Le travail sur les dimensions extérieures :

Les dialogues externes peuvent aider les patients à travailler sur la perte et le deuil, les abus et traumas, les relations difficiles que nous avons eu ou que nous avons actuellement. Il permet de développer et de renforcer un discours assertif envers les personnes qui nous ont blessés et de clore certains chapitres de notre vie.

Ce travail sur des dimensions extérieures connu sous le nom de la chaise vide (empty chair) ou encore de l’affaire non résolue (Unfinished Business). L’efficacité de cette procédure a été validée par Paivio et Greenberg en 1995 sur 34 patients.

Selon Greenberg et Forester (1996), quatre composants favoriseraient l’efficacité de cet outil : une intense expression d’émotions, l’expression de besoins, un changement dans la représentation que l’Autre a du Soi expérientiel, une auto-validation du Soi expérientiel ou la compréhension de l’Autre.

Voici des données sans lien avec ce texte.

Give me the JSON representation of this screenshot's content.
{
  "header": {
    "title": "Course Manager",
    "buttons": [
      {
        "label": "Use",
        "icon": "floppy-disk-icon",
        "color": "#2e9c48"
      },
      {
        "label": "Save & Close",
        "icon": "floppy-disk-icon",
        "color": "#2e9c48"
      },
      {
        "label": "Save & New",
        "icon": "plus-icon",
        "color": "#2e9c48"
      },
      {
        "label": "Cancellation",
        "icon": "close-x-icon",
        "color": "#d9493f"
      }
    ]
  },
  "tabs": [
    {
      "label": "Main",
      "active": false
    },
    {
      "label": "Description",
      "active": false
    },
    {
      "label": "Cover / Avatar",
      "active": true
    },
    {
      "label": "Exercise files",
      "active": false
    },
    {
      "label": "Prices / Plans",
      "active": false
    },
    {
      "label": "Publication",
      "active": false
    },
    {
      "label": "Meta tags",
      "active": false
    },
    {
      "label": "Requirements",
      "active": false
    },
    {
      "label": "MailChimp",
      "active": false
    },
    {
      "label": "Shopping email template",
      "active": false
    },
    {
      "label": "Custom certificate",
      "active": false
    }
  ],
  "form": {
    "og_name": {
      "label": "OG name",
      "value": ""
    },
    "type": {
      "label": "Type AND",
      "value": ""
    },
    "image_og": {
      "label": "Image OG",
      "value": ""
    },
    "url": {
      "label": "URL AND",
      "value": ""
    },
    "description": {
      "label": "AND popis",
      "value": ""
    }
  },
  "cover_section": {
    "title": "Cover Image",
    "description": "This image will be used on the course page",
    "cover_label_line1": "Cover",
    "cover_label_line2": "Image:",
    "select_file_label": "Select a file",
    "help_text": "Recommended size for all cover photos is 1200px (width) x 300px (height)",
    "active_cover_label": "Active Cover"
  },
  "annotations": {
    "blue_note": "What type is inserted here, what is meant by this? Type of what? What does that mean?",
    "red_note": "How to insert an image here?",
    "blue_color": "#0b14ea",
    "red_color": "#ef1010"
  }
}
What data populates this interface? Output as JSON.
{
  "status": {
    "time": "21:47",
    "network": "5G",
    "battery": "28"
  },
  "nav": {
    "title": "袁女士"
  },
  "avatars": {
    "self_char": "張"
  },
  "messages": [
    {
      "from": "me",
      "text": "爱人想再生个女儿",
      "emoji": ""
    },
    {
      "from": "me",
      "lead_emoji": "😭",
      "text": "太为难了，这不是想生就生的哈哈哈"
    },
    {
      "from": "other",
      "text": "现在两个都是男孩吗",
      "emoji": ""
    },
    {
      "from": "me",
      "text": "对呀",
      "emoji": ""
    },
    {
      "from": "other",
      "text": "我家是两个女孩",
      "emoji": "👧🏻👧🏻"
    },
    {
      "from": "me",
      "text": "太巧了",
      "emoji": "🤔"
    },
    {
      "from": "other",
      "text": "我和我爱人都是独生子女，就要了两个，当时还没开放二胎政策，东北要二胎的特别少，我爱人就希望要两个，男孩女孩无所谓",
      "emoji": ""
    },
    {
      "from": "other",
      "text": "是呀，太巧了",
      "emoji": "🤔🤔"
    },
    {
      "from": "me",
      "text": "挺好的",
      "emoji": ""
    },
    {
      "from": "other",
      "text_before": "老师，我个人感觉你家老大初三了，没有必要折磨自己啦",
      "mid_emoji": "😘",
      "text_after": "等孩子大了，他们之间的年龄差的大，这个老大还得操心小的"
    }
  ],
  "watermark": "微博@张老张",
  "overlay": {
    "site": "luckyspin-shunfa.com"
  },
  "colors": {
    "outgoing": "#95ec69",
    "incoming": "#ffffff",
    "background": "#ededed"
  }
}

En soulignant que la représentation que nous avons de nous à travers les yeux de l’Autre doit changer, Greenberg et Forester nous permettent de sortir des cardes habituels en ACT du Soi et Autre comme contenus. Ils mettent en évidence que certaines difficultés peuvent découler de nos représentations de ce que l’Autre pense de nous. Une sorte d’Autre-comme-contenu dans l’Autre-comme-contenu. Ici, la Théorie des Cadres relationnels permet une explication simple : il s’agit d’un cadre de coordination à transformer.

Les réseaux de relations composants les représentations que vous avons de nous-même sont interalliés et forment un ensemble cohérent dont l’expérience globale est le Soi.

Lorsque cet ensemble de réseaux de relations comporte des descriptions, des jugements à propos de Soi qui réduisent la variabilité comportementale du patient à un ensemble restreint de réponses non fonctionnelles, le travail des chaises permet de réorganiser les différents réseaux intriqués en un ensemble plus fonctionnel composés de relations de distinction (Soi est différent de l’Autre) et hiérarchiques (l’Autre est une partie d’un Soi -comme contexte- plus large).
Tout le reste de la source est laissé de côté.